For nearest neighbors, there is nearest(), precede(), and follow(). We should give these more consistent names, like:

join_nearest()
nearest on either side
join_nearest_left/right()
nearest on the left/right (strand ignored)
join_nearest_up/downstream()
nearest on one side, considering strand

Typical post-filters will include exclusion by distance, exclusion of overlapping ranges, etc. Tie breaking is an example of a post-aggregation.

Sorting

Things to order by (in some order of precedence):

  • Start, end, width, midpoint?

While sort() might follow IRanges (start, end), arrange() or sort(by =) would make this explicit.

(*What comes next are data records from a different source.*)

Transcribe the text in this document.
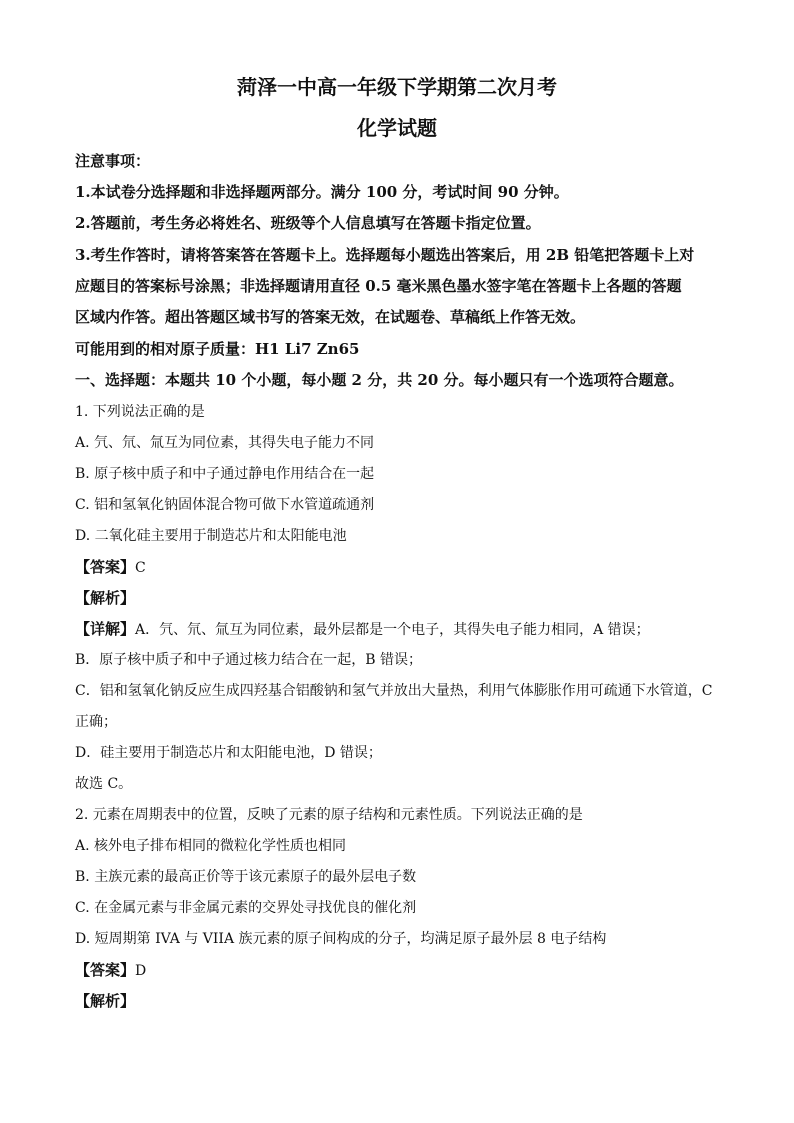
菏泽一中高一年级下学期第二次月考
化学试题
注意事项：
1.本试卷分选择题和非选择题两部分。满分 100 分，考试时间 90 分钟。
2.答题前，考生务必将姓名、班级等个人信息填写在答题卡指定位置。
3.考生作答时，请将答案答在答题卡上。选择题每小题选出答案后，用 2B 铅笔把答题卡上对
应题目的答案标号涂黑；非选择题请用直径 0.5 毫米黑色墨水签字笔在答题卡上各题的答题
区域内作答。超出答题区域书写的答案无效，在试题卷、草稿纸上作答无效。
可能用到的相对原子质量：H1 Li7 Zn65
一、选择题：本题共 10 个小题，每小题 2 分，共 20 分。每小题只有一个选项符合题意。
1. 下列说法正确的是
A. 氕、氘、氚互为同位素，其得失电子能力不同
B. 原子核中质子和中子通过静电作用结合在一起
C. 铝和氢氧化钠固体混合物可做下水管道疏通剂
D. 二氧化硅主要用于制造芯片和太阳能电池
【答案】C
【解析】
【详解】A．氕、氘、氚互为同位素，最外层都是一个电子，其得失电子能力相同，A 错误；
B．原子核中质子和中子通过核力结合在一起，B 错误；
C．铝和氢氧化钠反应生成四羟基合铝酸钠和氢气并放出大量热，利用气体膨胀作用可疏通下水管道，C
正确；
D．硅主要用于制造芯片和太阳能电池，D 错误；
故选 C。
2. 元素在周期表中的位置，反映了元素的原子结构和元素性质。下列说法正确的是
A. 核外电子排布相同的微粒化学性质也相同
B. 主族元素的最高正价等于该元素原子的最外层电子数
C. 在金属元素与非金属元素的交界处寻找优良的催化剂
D. 短周期第 IVA 与 VIIA 族元素的原子间构成的分子，均满足原子最外层 8 电子结构
【答案】D
【解析】
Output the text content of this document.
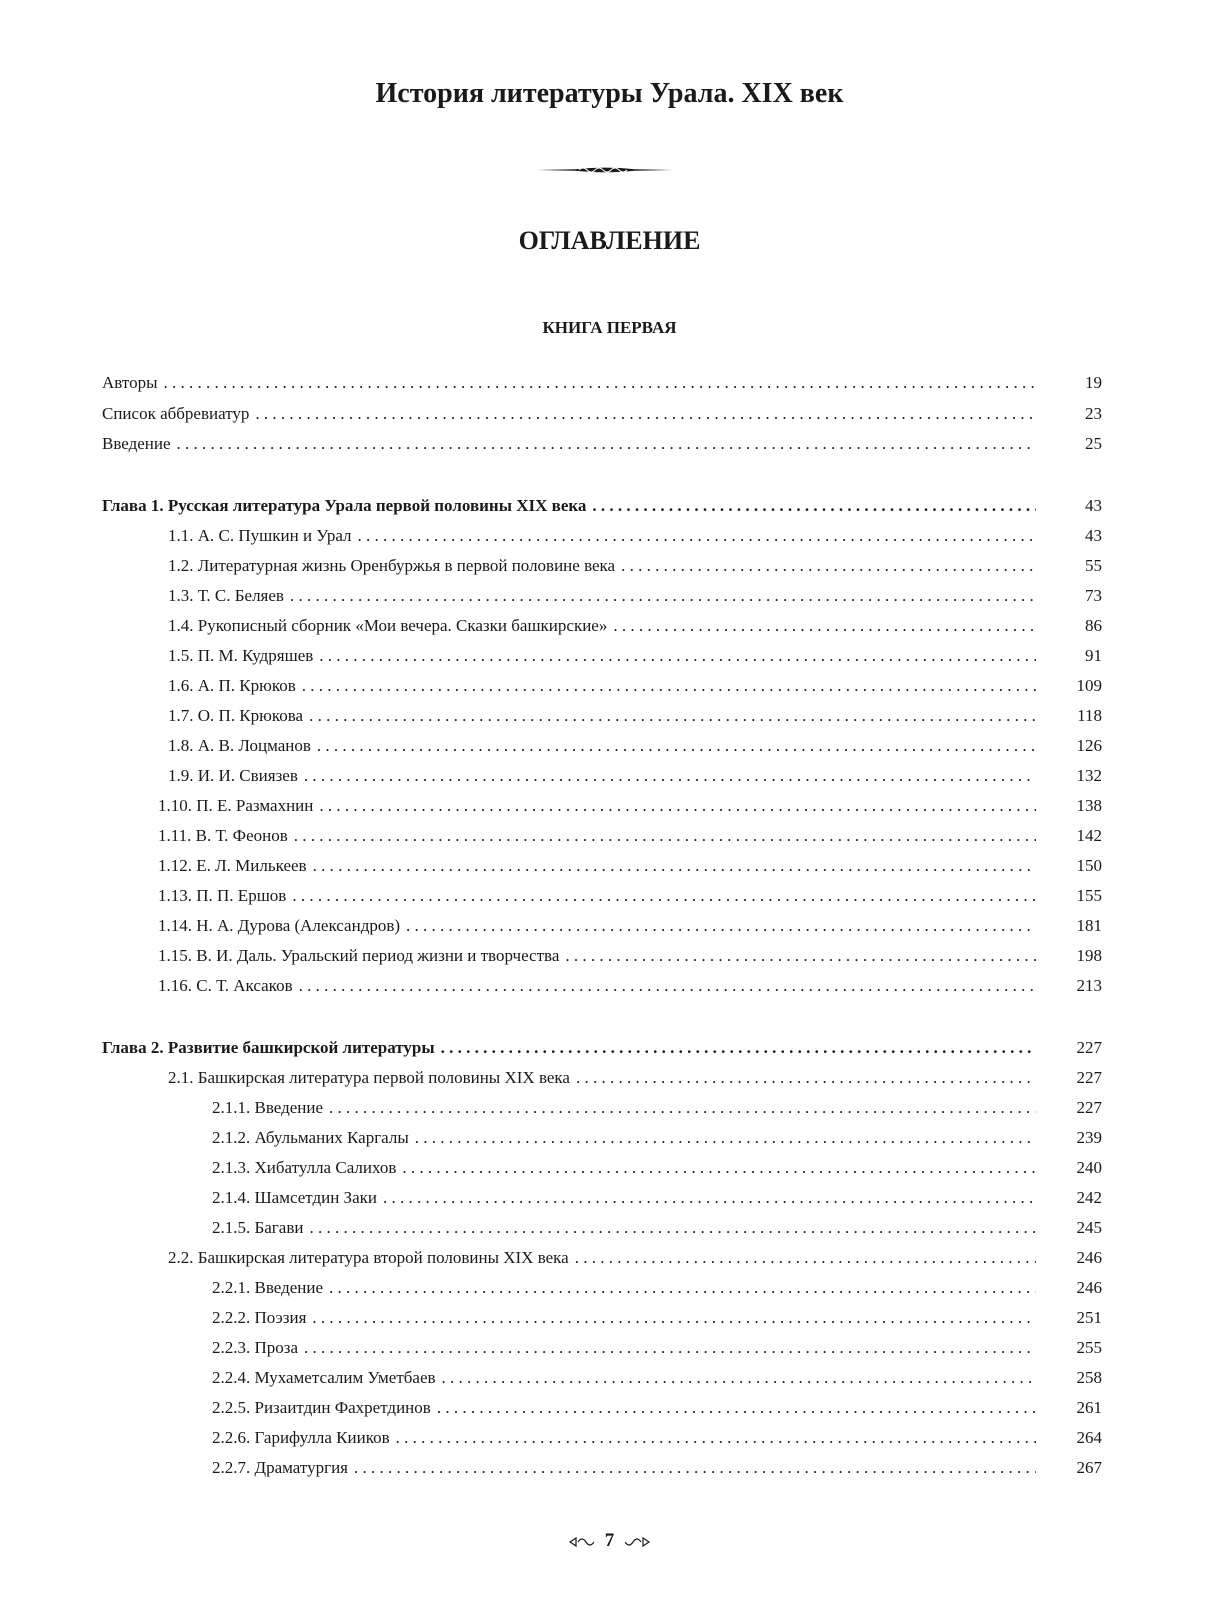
История литературы Урала. XIX век
ОГЛАВЛЕНИЕ
КНИГА ПЕРВАЯ
Авторы . . .	19
Список аббревиатур . . .	23
Введение . . .	25
Глава 1. Русская литература Урала первой половины XIX века . . .	43
1.1. А. С. Пушкин и Урал . . .	43
1.2. Литературная жизнь Оренбуржья в первой половине века . . .	55
1.3. Т. С. Беляев . . .	73
1.4. Рукописный сборник «Мои вечера. Сказки башкирские» . . .	86
1.5. П. М. Кудряшев . . .	91
1.6. А. П. Крюков . . .	109
1.7. О. П. Крюкова . . .	118
1.8. А. В. Лоцманов . . .	126
1.9. И. И. Свиязев . . .	132
1.10. П. Е. Размахнин . . .	138
1.11. В. Т. Феонов . . .	142
1.12. Е. Л. Милькеев . . .	150
1.13. П. П. Ершов . . .	155
1.14. Н. А. Дурова (Александров) . . .	181
1.15. В. И. Даль. Уральский период жизни и творчества . . .	198
1.16. С. Т. Аксаков . . .	213
Глава 2. Развитие башкирской литературы . . .	227
2.1. Башкирская литература первой половины XIX века . . .	227
2.1.1. Введение . . .	227
2.1.2. Абульманих Каргалы . . .	239
2.1.3. Хибатулла Салихов . . .	240
2.1.4. Шамсетдин Заки . . .	242
2.1.5. Багави . . .	245
2.2. Башкирская литература второй половины XIX века . . .	246
2.2.1. Введение . . .	246
2.2.2. Поэзия . . .	251
2.2.3. Проза . . .	255
2.2.4. Мухаметсалим Уметбаев . . .	258
2.2.5. Ризаитдин Фахретдинов . . .	261
2.2.6. Гарифулла Кииков . . .	264
2.2.7. Драматургия . . .	267
7
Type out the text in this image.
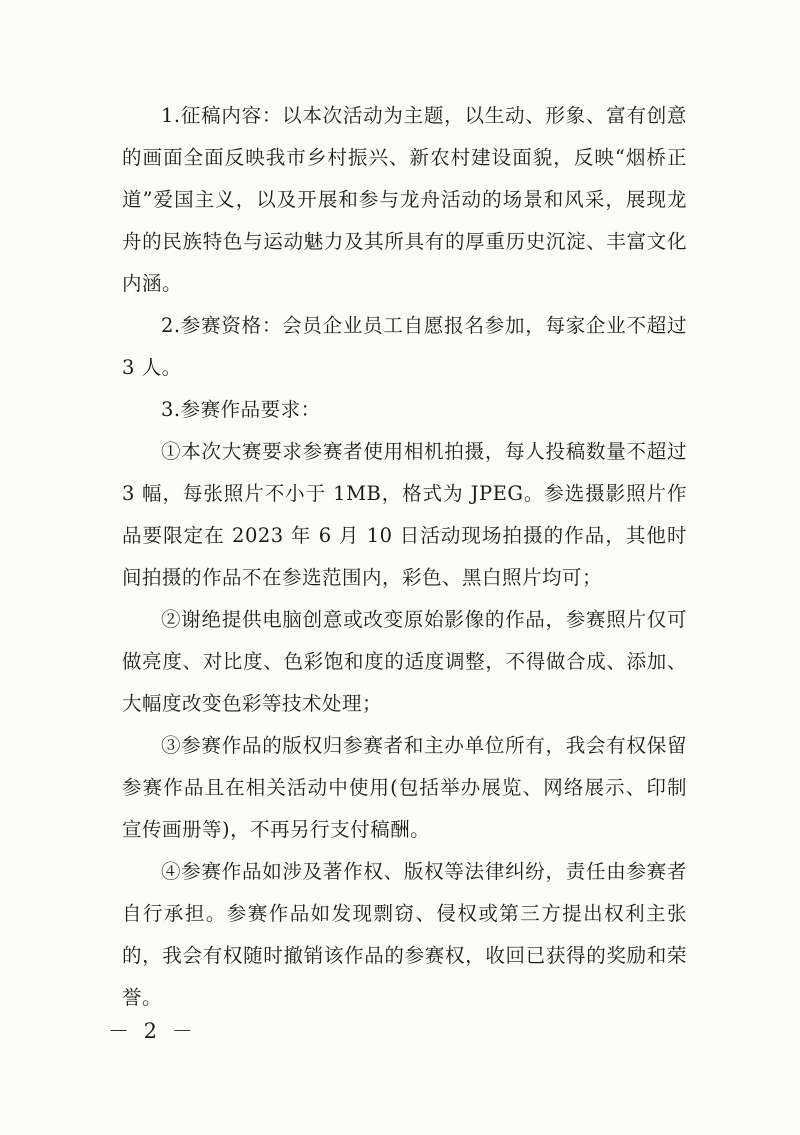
1.征稿内容：以本次活动为主题，以生动、形象、富有创意的画面全面反映我市乡村振兴、新农村建设面貌，反映“烟桥正道”爱国主义，以及开展和参与龙舟活动的场景和风采，展现龙舟的民族特色与运动魅力及其所具有的厚重历史沉淀、丰富文化内涵。

2.参赛资格：会员企业员工自愿报名参加，每家企业不超过 3 人。

3.参赛作品要求：

①本次大赛要求参赛者使用相机拍摄，每人投稿数量不超过 3 幅，每张照片不小于 1MB，格式为 JPEG。参选摄影照片作品要限定在 2023 年 6 月 10 日活动现场拍摄的作品，其他时间拍摄的作品不在参选范围内，彩色、黑白照片均可；

②谢绝提供电脑创意或改变原始影像的作品，参赛照片仅可做亮度、对比度、色彩饱和度的适度调整，不得做合成、添加、大幅度改变色彩等技术处理；

③参赛作品的版权归参赛者和主办单位所有，我会有权保留参赛作品且在相关活动中使用(包括举办展览、网络展示、印制宣传画册等)，不再另行支付稿酬。

④参赛作品如涉及著作权、版权等法律纠纷，责任由参赛者自行承担。参赛作品如发现剽窃、侵权或第三方提出权利主张的，我会有权随时撤销该作品的参赛权，收回已获得的奖励和荣誉。

－ 2 －
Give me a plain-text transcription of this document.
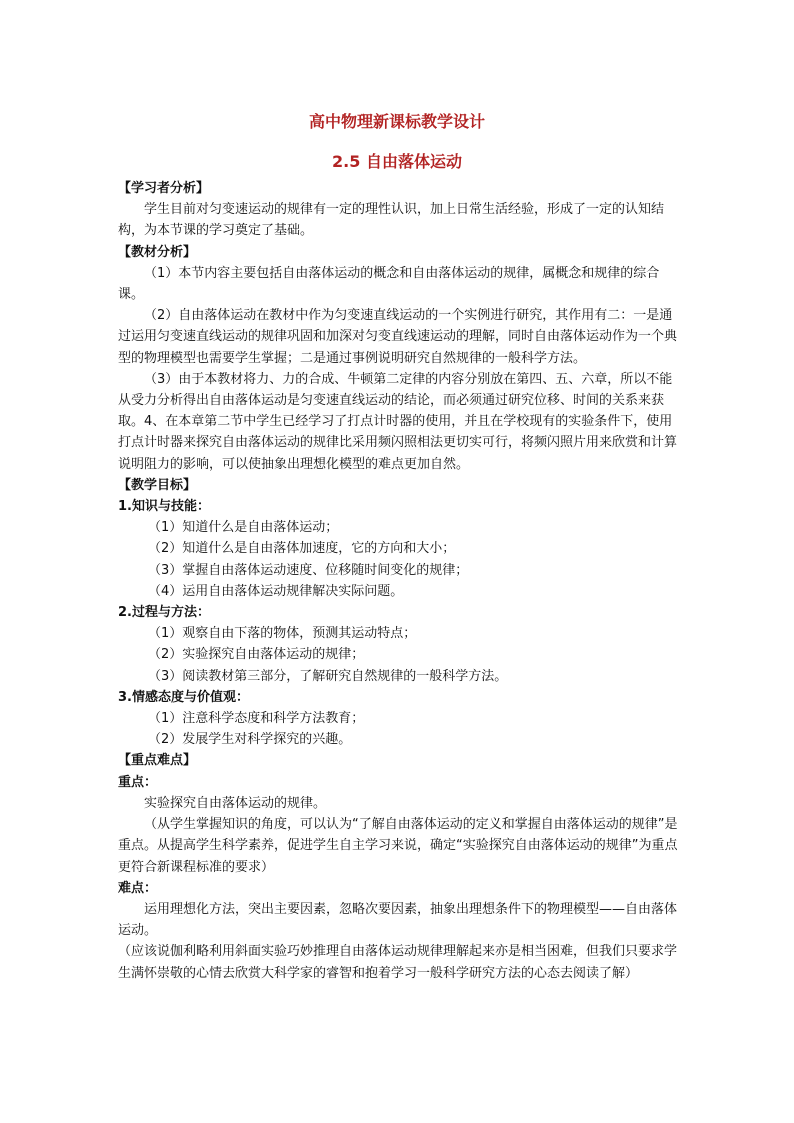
高中物理新课标教学设计
2.5 自由落体运动

【学习者分析】

学生目前对匀变速运动的规律有一定的理性认识，加上日常生活经验，形成了一定的认知结构，为本节课的学习奠定了基础。

【教材分析】

（1）本节内容主要包括自由落体运动的概念和自由落体运动的规律，属概念和规律的综合课。

（2）自由落体运动在教材中作为匀变速直线运动的一个实例进行研究，其作用有二：一是通过运用匀变速直线运动的规律巩固和加深对匀变直线速运动的理解，同时自由落体运动作为一个典型的物理模型也需要学生掌握；二是通过事例说明研究自然规律的一般科学方法。

（3）由于本教材将力、力的合成、牛顿第二定律的内容分别放在第四、五、六章，所以不能从受力分析得出自由落体运动是匀变速直线运动的结论，而必须通过研究位移、时间的关系来获取。4、在本章第二节中学生已经学习了打点计时器的使用，并且在学校现有的实验条件下，使用打点计时器来探究自由落体运动的规律比采用频闪照相法更切实可行，将频闪照片用来欣赏和计算说明阻力的影响，可以使抽象出理想化模型的难点更加自然。

【教学目标】

1.知识与技能：

（1）知道什么是自由落体运动；

（2）知道什么是自由落体加速度，它的方向和大小；

（3）掌握自由落体运动速度、位移随时间变化的规律；

（4）运用自由落体运动规律解决实际问题。

2.过程与方法：

（1）观察自由下落的物体，预测其运动特点；

（2）实验探究自由落体运动的规律；

（3）阅读教材第三部分，了解研究自然规律的一般科学方法。

3.情感态度与价值观：

（1）注意科学态度和科学方法教育；

（2）发展学生对科学探究的兴趣。

【重点难点】

重点：

实验探究自由落体运动的规律。

（从学生掌握知识的角度，可以认为“了解自由落体运动的定义和掌握自由落体运动的规律”是重点。从提高学生科学素养，促进学生自主学习来说，确定“实验探究自由落体运动的规律”为重点更符合新课程标准的要求）

难点：

运用理想化方法，突出主要因素，忽略次要因素，抽象出理想条件下的物理模型——自由落体运动。

（应该说伽利略利用斜面实验巧妙推理自由落体运动规律理解起来亦是相当困难，但我们只要求学生满怀崇敬的心情去欣赏大科学家的睿智和抱着学习一般科学研究方法的心态去阅读了解）
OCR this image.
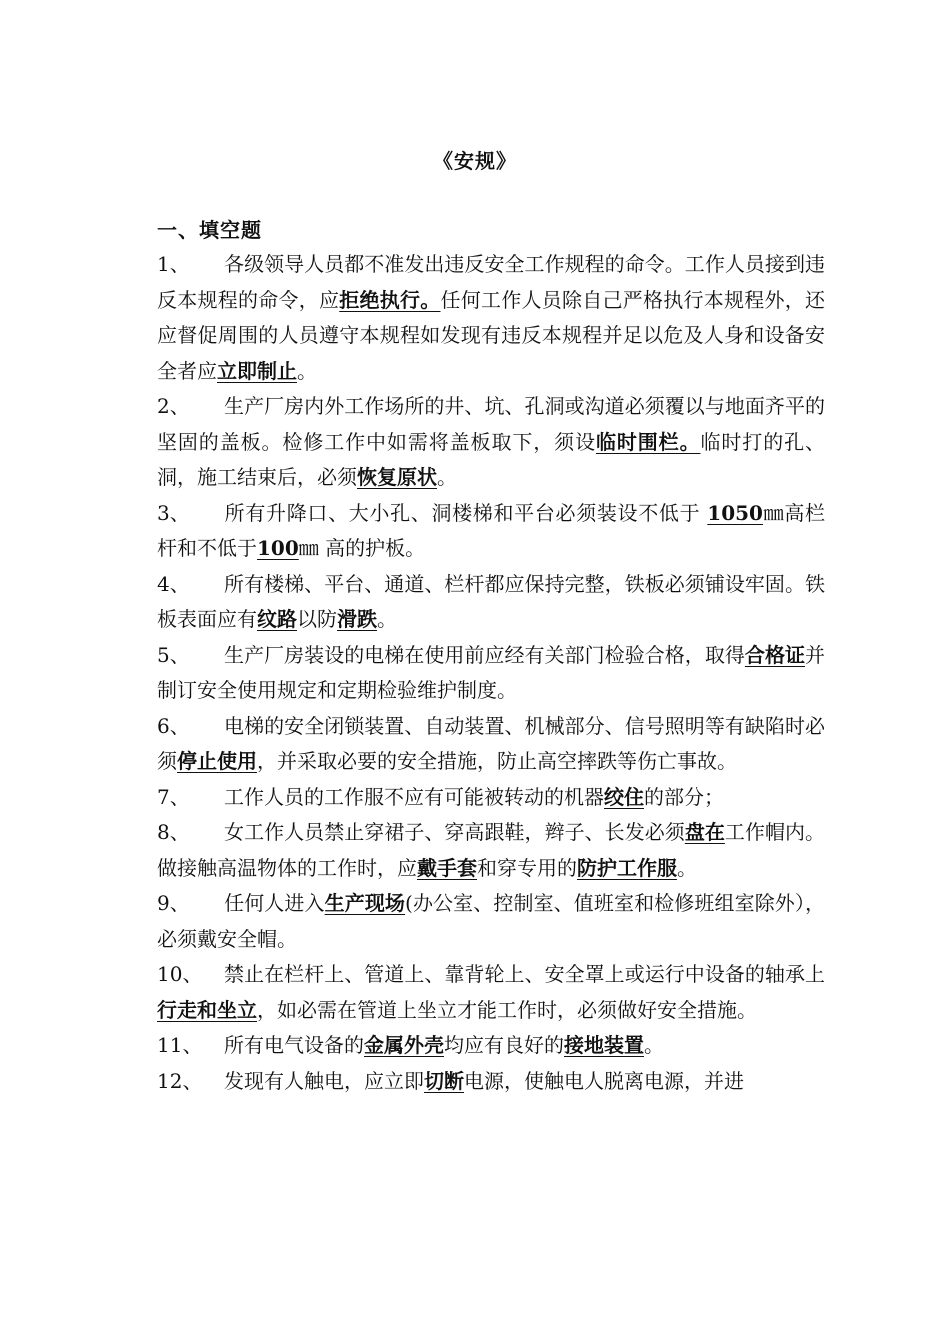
《安规》
一、填空题
1、 各级领导人员都不准发出违反安全工作规程的命令。工作人员接到违反本规程的命令，应拒绝执行。任何工作人员除自己严格执行本规程外，还应督促周围的人员遵守本规程如发现有违反本规程并足以危及人身和设备安全者应立即制止。
2、 生产厂房内外工作场所的井、坑、孔洞或沟道必须覆以与地面齐平的坚固的盖板。检修工作中如需将盖板取下，须设临时围栏。临时打的孔、洞，施工结束后，必须恢复原状。
3、 所有升降口、大小孔、洞楼梯和平台必须装设不低于 1050㎜高栏杆和不低于100㎜ 高的护板。
4、 所有楼梯、平台、通道、栏杆都应保持完整，铁板必须铺设牢固。铁板表面应有纹路以防滑跌。
5、 生产厂房装设的电梯在使用前应经有关部门检验合格，取得合格证并制订安全使用规定和定期检验维护制度。
6、 电梯的安全闭锁装置、自动装置、机械部分、信号照明等有缺陷时必须停止使用，并采取必要的安全措施，防止高空摔跌等伤亡事故。
7、 工作人员的工作服不应有可能被转动的机器绞住的部分；
8、 女工作人员禁止穿裙子、穿高跟鞋，辫子、长发必须盘在工作帽内。做接触高温物体的工作时，应戴手套和穿专用的防护工作服。
9、 任何人进入生产现场(办公室、控制室、值班室和检修班组室除外），必须戴安全帽。
10、 禁止在栏杆上、管道上、靠背轮上、安全罩上或运行中设备的轴承上行走和坐立，如必需在管道上坐立才能工作时，必须做好安全措施。
11、 所有电气设备的金属外壳均应有良好的接地装置。
12、 发现有人触电，应立即切断电源，使触电人脱离电源，并进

For GRanges, seqname and strand are also useful.

This is a place where generic tables and annotated range tables diverge. Each row of our table has a primary value, the range, on which we can sort. Do we force the user to spell out the range-sorting, e.g:

r %>% arrange(start, end, score)

Or do we provide a convenience:

r %>% arrange_ranges(score)

For some reason arrange_ranges() does not seem obvious enough. Probably should keep it explicit.

Data import

The canonical way to import annotated genomic ranges is rtracklayer::import(). While import() is a useful abstraction, it may be too abstract. There is benefit to enabling the user to express the expected return value and/or the format of the file being parsed. Since we are more or less stipulating that every object is a GRanges, there is no need to be explicit about the type of the return value. Instead, we could follow the pattern of read.csv() and read_csv() and have functions named according to read_[format](), e.g., read_bed(), read_bam(), etc.

For BAM files specifically, the user typically wants the alignments, but sometimes the read sequences are also useful. Should that be a separate function (read_bam_with_sequences()), or a parameter?